I haven’t assumed anywhere that you must “believe the stranger without proof”, and I think that talk of whether you believe the stranger is too binary to be useful. All we need for the paradox is that you have some non-zero credence, no matter how tiny, that the stranger’s threat is credible, i.e. that P(infinite torture | keep $5) > P(infinite torture | give $5).

“All we need for the paradox is that you have some non-zero credence” – this is exactly my point. Credence is given by proof, not claims; if the stranger doesn’t give proof, then the credence is zero. Not very tiny, but exactly zero. Therefore “P(infinite torture | keep $5) > P(infinite torture | give $5)” does not hold. To change this, not only does the stranger need to prove that I live in a simulation, and that some power has the means and intention to torture me, but also that said torture is linked to me giving him $5. If he fails to do so, there is no paradox because my expected utilities are unchanged. If he does show me proof, there is also no paradox because giving him $5 is clearly a reasonable thing to do.

“To change this, not only does the stranger need to prove that I live in a simulation, and that some power has the means and intention to torture me, but also that said torture is linked to me giving him.” There’s a lot of confusion indicated in this comment. I suggest that you familiarize yourself with the notion of Bayesian reasoning, it’s a helpful framework for thinking about these things: https://arbital.com/p/bayes_rule/ is a good starting point.

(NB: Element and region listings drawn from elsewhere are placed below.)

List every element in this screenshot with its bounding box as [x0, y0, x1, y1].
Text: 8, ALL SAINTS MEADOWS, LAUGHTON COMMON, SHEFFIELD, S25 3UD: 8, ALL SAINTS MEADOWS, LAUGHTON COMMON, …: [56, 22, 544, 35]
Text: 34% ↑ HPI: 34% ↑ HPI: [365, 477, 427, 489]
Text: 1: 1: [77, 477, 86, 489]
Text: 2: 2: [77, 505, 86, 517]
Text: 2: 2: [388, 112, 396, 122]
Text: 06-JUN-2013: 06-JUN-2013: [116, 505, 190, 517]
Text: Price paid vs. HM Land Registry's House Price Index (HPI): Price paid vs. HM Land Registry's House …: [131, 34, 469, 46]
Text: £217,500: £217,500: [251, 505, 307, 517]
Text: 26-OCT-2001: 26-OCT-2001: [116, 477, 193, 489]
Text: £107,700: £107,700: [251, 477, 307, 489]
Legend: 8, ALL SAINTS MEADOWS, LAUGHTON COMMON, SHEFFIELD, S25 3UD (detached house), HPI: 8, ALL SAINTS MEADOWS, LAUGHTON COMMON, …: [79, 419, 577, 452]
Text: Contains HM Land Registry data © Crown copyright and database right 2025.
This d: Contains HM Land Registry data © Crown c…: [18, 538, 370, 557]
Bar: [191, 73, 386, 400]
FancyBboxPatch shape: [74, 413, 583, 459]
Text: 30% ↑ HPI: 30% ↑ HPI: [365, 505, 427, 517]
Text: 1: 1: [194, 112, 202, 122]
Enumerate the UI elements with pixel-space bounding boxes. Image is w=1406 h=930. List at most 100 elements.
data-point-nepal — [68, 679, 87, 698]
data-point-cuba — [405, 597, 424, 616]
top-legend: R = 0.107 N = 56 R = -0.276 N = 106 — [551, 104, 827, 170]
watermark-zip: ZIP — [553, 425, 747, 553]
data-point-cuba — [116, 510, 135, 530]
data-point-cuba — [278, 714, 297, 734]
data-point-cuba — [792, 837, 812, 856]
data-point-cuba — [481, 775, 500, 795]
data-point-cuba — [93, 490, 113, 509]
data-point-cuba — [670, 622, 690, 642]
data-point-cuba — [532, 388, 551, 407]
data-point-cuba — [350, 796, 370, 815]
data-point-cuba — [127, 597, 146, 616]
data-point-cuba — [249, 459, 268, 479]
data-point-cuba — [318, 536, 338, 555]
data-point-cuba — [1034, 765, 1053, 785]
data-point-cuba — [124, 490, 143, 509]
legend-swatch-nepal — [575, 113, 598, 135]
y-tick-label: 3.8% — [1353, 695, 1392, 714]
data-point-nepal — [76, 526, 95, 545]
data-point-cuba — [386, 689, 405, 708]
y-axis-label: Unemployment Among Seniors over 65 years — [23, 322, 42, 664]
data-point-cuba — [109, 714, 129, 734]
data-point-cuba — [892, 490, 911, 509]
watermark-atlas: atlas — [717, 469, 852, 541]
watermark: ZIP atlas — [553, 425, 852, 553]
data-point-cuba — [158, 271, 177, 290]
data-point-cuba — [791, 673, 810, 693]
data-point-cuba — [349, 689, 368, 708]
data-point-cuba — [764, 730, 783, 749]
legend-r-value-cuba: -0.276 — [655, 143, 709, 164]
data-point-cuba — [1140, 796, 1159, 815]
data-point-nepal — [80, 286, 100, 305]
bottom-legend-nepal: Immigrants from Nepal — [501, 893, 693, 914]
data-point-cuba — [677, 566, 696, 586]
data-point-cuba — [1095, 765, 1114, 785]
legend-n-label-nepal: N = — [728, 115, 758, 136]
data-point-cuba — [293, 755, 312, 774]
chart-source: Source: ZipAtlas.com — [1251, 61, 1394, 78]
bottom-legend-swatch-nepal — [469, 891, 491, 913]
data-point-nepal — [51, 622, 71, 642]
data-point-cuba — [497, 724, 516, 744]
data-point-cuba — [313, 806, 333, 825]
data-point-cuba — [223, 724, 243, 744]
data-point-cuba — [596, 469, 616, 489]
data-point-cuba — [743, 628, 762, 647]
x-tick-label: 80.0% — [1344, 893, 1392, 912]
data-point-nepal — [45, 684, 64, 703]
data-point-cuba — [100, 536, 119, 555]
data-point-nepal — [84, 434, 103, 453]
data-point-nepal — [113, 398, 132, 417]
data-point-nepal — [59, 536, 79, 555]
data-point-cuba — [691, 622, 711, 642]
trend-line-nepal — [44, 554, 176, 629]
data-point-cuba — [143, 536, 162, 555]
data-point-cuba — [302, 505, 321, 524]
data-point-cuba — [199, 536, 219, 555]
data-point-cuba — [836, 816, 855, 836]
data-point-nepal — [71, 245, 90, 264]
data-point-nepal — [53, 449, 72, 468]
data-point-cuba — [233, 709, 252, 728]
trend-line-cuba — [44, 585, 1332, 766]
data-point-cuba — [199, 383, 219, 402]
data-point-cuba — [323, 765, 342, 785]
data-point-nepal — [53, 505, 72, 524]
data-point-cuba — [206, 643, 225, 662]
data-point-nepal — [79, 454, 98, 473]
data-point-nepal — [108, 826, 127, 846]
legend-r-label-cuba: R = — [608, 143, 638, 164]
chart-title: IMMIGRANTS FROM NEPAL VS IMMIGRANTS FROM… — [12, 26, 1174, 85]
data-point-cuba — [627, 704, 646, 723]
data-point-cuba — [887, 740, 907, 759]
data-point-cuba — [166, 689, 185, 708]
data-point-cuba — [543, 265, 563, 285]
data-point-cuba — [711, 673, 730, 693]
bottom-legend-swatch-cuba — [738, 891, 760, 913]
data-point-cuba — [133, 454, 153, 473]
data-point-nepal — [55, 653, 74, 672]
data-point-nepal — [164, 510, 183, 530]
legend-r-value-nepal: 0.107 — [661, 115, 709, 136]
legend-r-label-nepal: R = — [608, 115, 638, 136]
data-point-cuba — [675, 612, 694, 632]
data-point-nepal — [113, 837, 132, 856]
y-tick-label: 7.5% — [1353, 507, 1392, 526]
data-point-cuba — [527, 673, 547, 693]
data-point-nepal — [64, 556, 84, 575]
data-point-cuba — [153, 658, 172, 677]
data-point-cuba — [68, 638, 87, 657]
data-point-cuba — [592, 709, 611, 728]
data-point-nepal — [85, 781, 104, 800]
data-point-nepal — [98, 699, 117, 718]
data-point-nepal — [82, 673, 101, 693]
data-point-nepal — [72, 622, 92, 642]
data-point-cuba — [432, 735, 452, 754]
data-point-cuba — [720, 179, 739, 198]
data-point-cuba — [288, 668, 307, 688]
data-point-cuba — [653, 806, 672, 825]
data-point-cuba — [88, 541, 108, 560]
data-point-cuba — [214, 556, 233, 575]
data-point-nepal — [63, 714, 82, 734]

Why must “P(infinite torture | keep $5) > P(infinite torture | give $5)” be true? Although the chance of the stranger’s threat is nonzero, what if the stranger instead said that you would get tortured if you gave the money and you wouldn’t if you kept it? Then the inequality would be in reverse, because it would be the exact same situation, but with the actions of giving and keeping the $5 switched. But logically it shouldn’t matter what the stranger says; without evidence, it shouldn’t change your decisions. It just prompts you to think more deeply about the topic. There’s a nonzero chance that if you don’t punch the stranger in the face, then you’ll get tortured for eternity.

It’s like an objection some have to Pascal’s Wager. Maybe if you become a pious Christian, then you won’t go to Hell if God exists, but how do you know that it’s not true that it’s some other god that exists, and that god gets angrier and angrier at you each time you attend church?